One of the key strategies in DITA is content reuse. Pharmaceutical organizations can create modular content components that are shared across multiple documents. For example, information about drug interactions or safety warnings can be authored as standalone DITA topics. When these topics need updates or revisions, changes made to the source topic automatically propagate to all documents that reference them. This ensures that the latest information is consistently reflected in all relevant documents, reducing the risk of discrepancies.

Conditional Processing

Conditional processing, as supported by DITA, allows organizations to efficiently manage variations in content. Different regulatory jurisdictions may require specific content or warnings. With conditional processing, content can be tagged with conditions corresponding to specific jurisdictions.

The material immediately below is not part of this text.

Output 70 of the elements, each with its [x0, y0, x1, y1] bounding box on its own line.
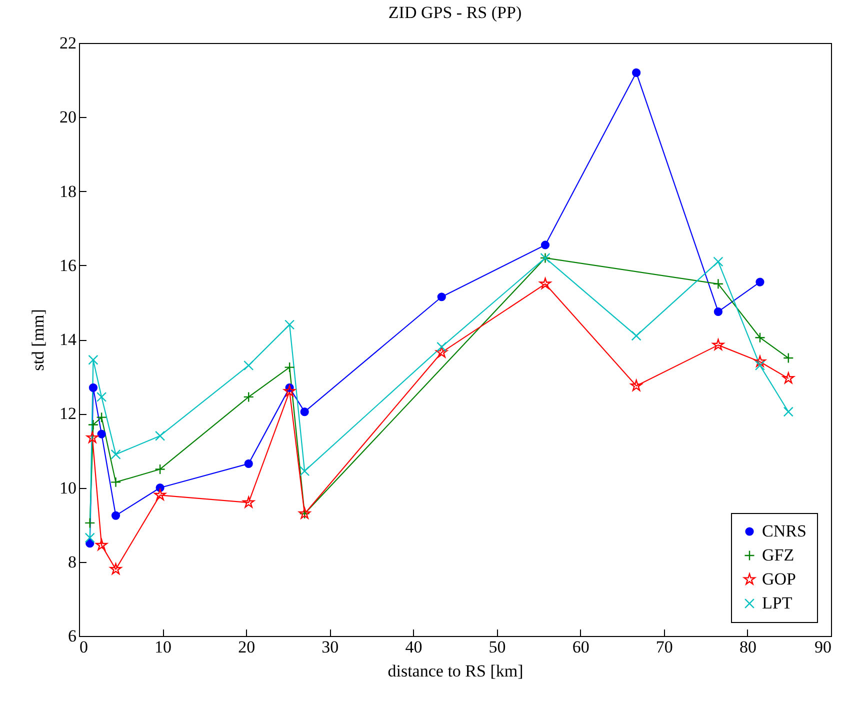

During document generation, DITA-aware tools can apply these conditions to include or exclude content as needed, ensuring that documents are tailored to the respective regulatory requirements while maintaining a shared source.

Example:

Here’s an example of how DITA enables content reuse and conditional processing for pharmaceutical documents:


<topic id="drug_interactions">
  <title>Drug Interactions</title>
  <body>
    <p>Common drug interactions.</p>
    <ph conkeyref="us_regulation">Content for the US.</ph>
    <ph conkeyref="eu_regulation">Content for the EU.</ph>
  </body>

In this example, a DITA topic “Drug Interactions” includes conditional content based on regulatory jurisdictions (e.g., US and EU). When generating documents for different jurisdictions, only the relevant content will be included based on the specified conditions, ensuring compliance with regional regulations.